In this repository, I have developed a compact honeynet within the Azure framework. The project involves gathering log data from diverse sources, which is then directed into a Log Analytics workspace. This workspace serves as input for Microsoft Sentinel, enabling the creation of attack visualizations, activation of alerts, and incident generation. The process entails measuring security metrics within an initially vulnerable environment over a 24-hour period. Subsequently, security enhancements are applied to bolster the environment, followed by another 24-hour metric assessment. The subsequent findings are presented below, encompassing the following metrics:
SecurityEvent (Windows Event Logs) Syslog (Linux Event Logs) SecurityAlert (Generated Log Analytics Alerts) SecurityIncident (Incidents Generated by Sentinel) AzureNetworkAnalytics_CL (Identified Malicious Flows Infiltrating the Honeynet)
The architecture of the mini honeynet in Azure consists of the following components:
- Virtual Network (VNet)
- Network Security Group (NSG)
- Virtual Machines (2 windows, 1 linux)
- Log Analytics Workspace
- Azure Key Vault
- Azure Storage Account
- Microsoft Sentinel
In the "BEFORE" measurements, all assets were initially set up and made accessible via the internet. The Virtual Machines had unrestricted Network Security Groups and open built-in firewalls. Similarly, all remaining resources were deployed with public endpoints, devoid of any utilization of Private Endpoints.
In the "AFTER" measurements, Network Security Groups were fortified by implementing a comprehensive block on ALL traffic, except that originating from my administrative workstation. Additionally, all other resources were shielded by their inherent firewalls, complemented by the integration of Private Endpoints.
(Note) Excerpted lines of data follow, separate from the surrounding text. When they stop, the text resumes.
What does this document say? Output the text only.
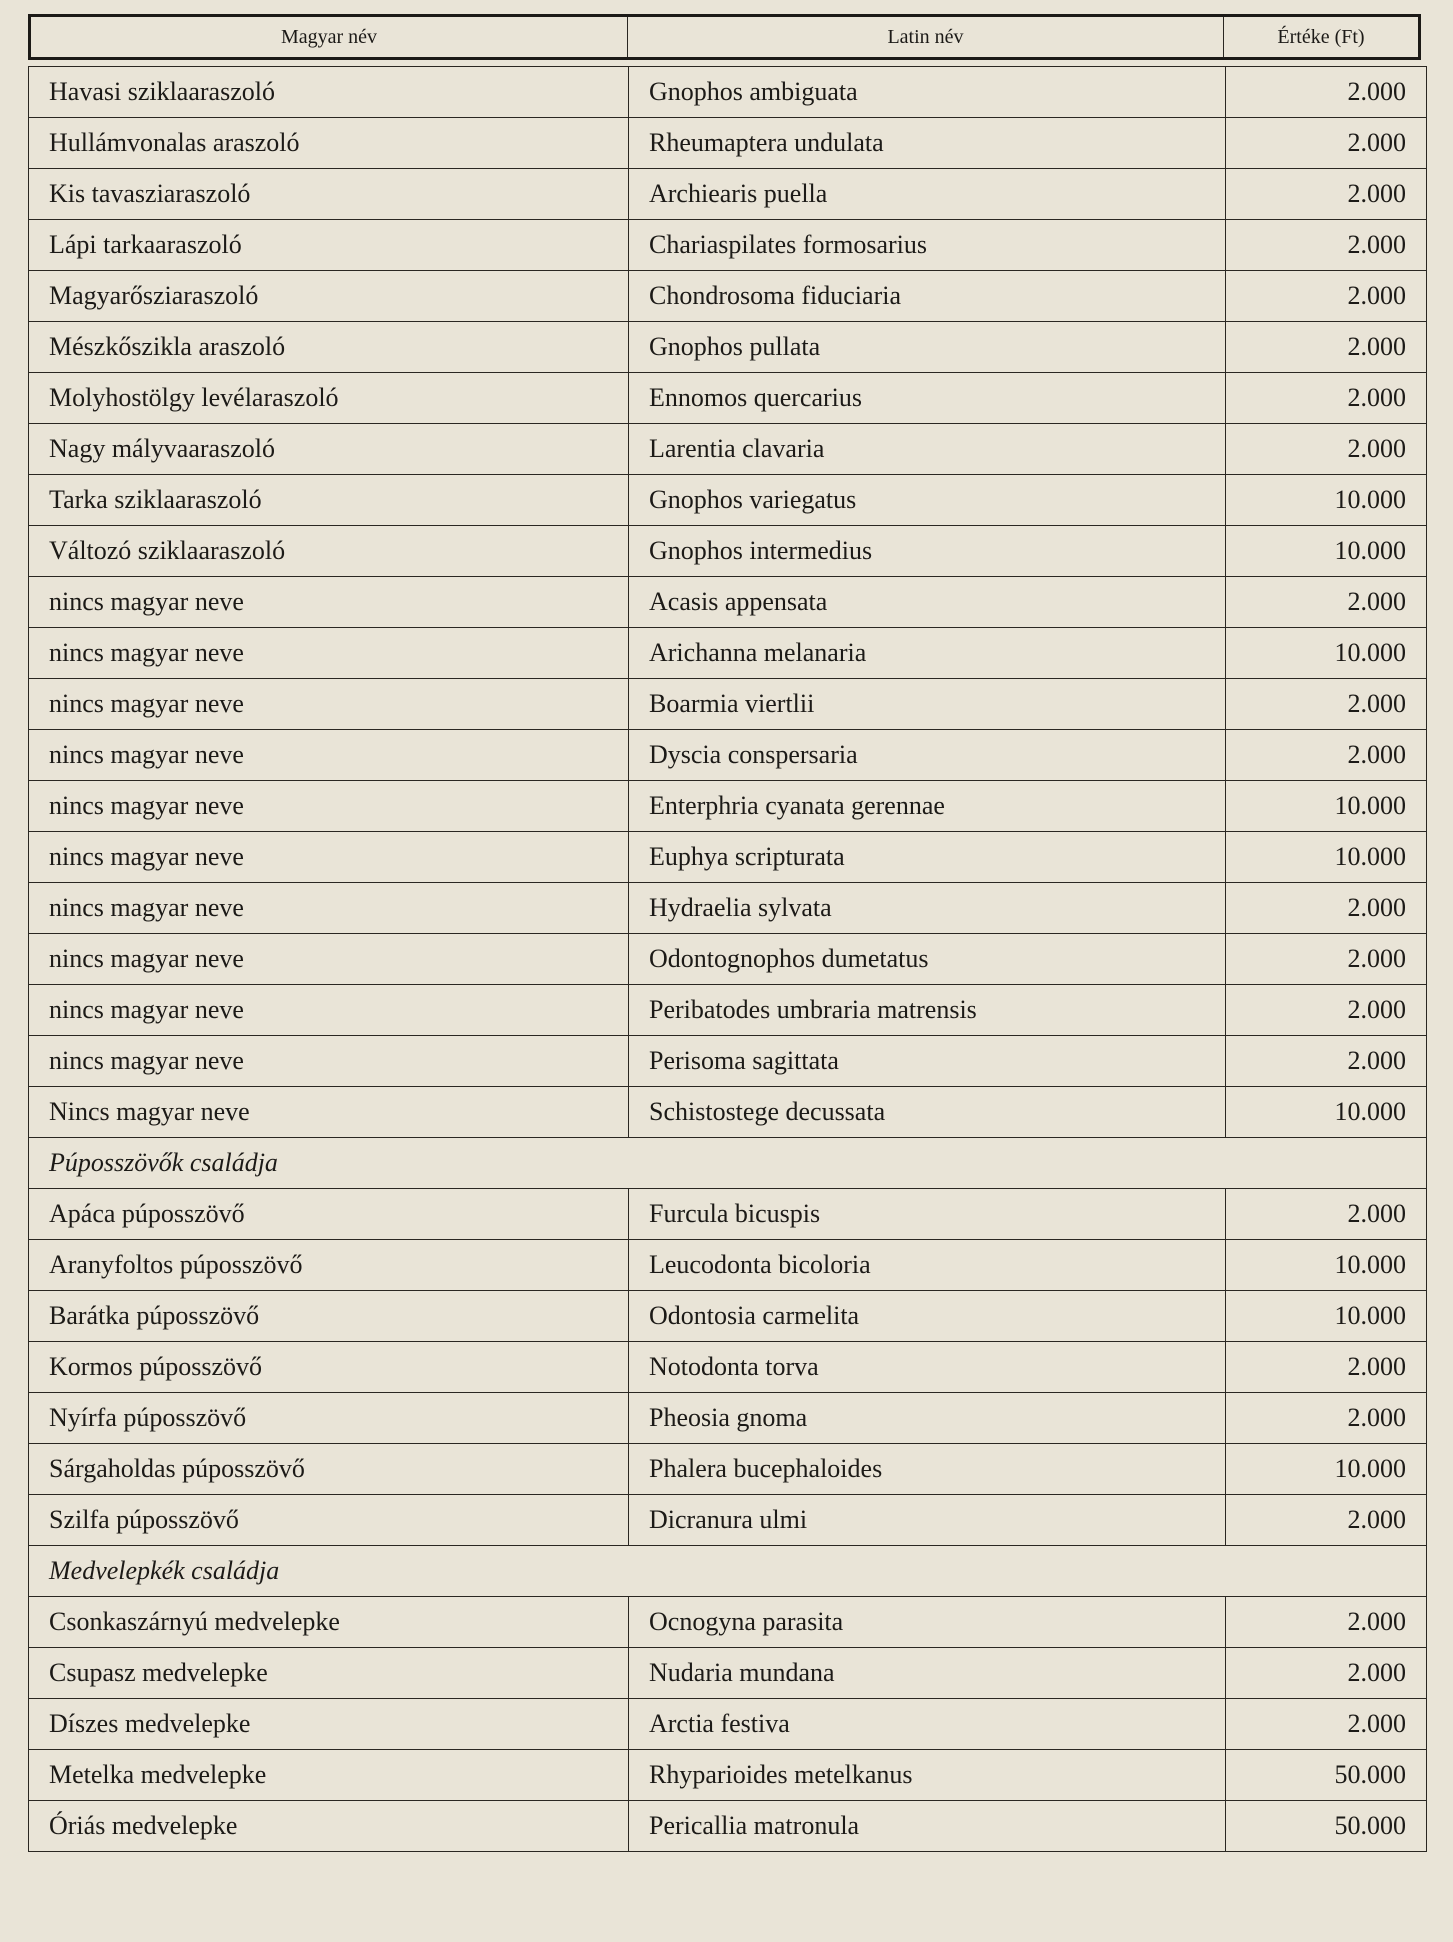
Magyar név	Latin név	Értéke (Ft)
Havasi sziklaaraszoló	Gnophos ambiguata	2.000
Hullámvonalas araszoló	Rheumaptera undulata	2.000
Kis tavasziaraszoló	Archiearis puella	2.000
Lápi tarkaaraszoló	Chariaspilates formosarius	2.000
Magyarősziaraszoló	Chondrosoma fiduciaria	2.000
Mészkőszikla araszoló	Gnophos pullata	2.000
Molyhostölgy levélaraszoló	Ennomos quercarius	2.000
Nagy mályvaaraszoló	Larentia clavaria	2.000
Tarka sziklaaraszoló	Gnophos variegatus	10.000
Változó sziklaaraszoló	Gnophos intermedius	10.000
nincs magyar neve	Acasis appensata	2.000
nincs magyar neve	Arichanna melanaria	10.000
nincs magyar neve	Boarmia viertlii	2.000
nincs magyar neve	Dyscia conspersaria	2.000
nincs magyar neve	Enterphria cyanata gerennae	10.000
nincs magyar neve	Euphya scripturata	10.000
nincs magyar neve	Hydraelia sylvata	2.000
nincs magyar neve	Odontognophos dumetatus	2.000
nincs magyar neve	Peribatodes umbraria matrensis	2.000
nincs magyar neve	Perisoma sagittata	2.000
Nincs magyar neve	Schistostege decussata	10.000
Púposszövők családja		
Apáca púposszövő	Furcula bicuspis	2.000
Aranyfoltos púposszövő	Leucodonta bicoloria	10.000
Barátka púposszövő	Odontosia carmelita	10.000
Kormos púposszövő	Notodonta torva	2.000
Nyírfa púposszövő	Pheosia gnoma	2.000
Sárgaholdas púposszövő	Phalera bucephaloides	10.000
Szilfa púposszövő	Dicranura ulmi	2.000
Medvelepkék családja		
Csonkaszárnyú medvelepke	Ocnogyna parasita	2.000
Csupasz medvelepke	Nudaria mundana	2.000
Díszes medvelepke	Arctia festiva	2.000
Metelka medvelepke	Rhyparioides metelkanus	50.000
Óriás medvelepke	Pericallia matronula	50.000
The following table shows the metrics we measured in our insecure environment for 24 hours:
Start Time: 7/27/2023 12:13:41
Stop Time: 7/28/2023 12:34:13
Metric | Count |
---|---|
SecurityEvent | 53336 |
Syslog | 4286 |
SecurityAlert | 4 |
SecurityIncident | 256 |
AzureNetworkAnalytics_CL | 919 |
All map queries actually returned no results due to no instances of malicious activity for the 24 hour period after hardening.
The following table shows the metrics we measured in our environment for another 24 hours, but after we have applied security controls:
Start Time: 8/1/2023 11:46:57
Stop Time: 8/2/2023 11:48:27
Metric | Count |
---|---|
SecurityEvent | 9107 |
Syslog | 1 |
SecurityAlert | 0 |
SecurityIncident | 0 |
AzureNetworkAnalytics_CL | 0 |
Within this endeavor, a compact honeynet was established within the Microsoft Azure framework. The integration of log sources occurred within a Log Analytics workspace, enabling Microsoft Sentinel to initiate alerts and establish incidents using the ingested logs. Furthermore, an evaluation of metrics took place in an initially vulnerable environment, both prior to the enforcement of security measures and subsequent to their implementation. A noteworthy observation is the considerable reduction in the count of security events and incidents post the activation of security controls, effectively showcasing their efficacy.
It's important to acknowledge that if the network's resources were extensively utilized by regular users, there is a likelihood of increased generation of security events and alerts during the 24-hour period following the implementation of the security controls.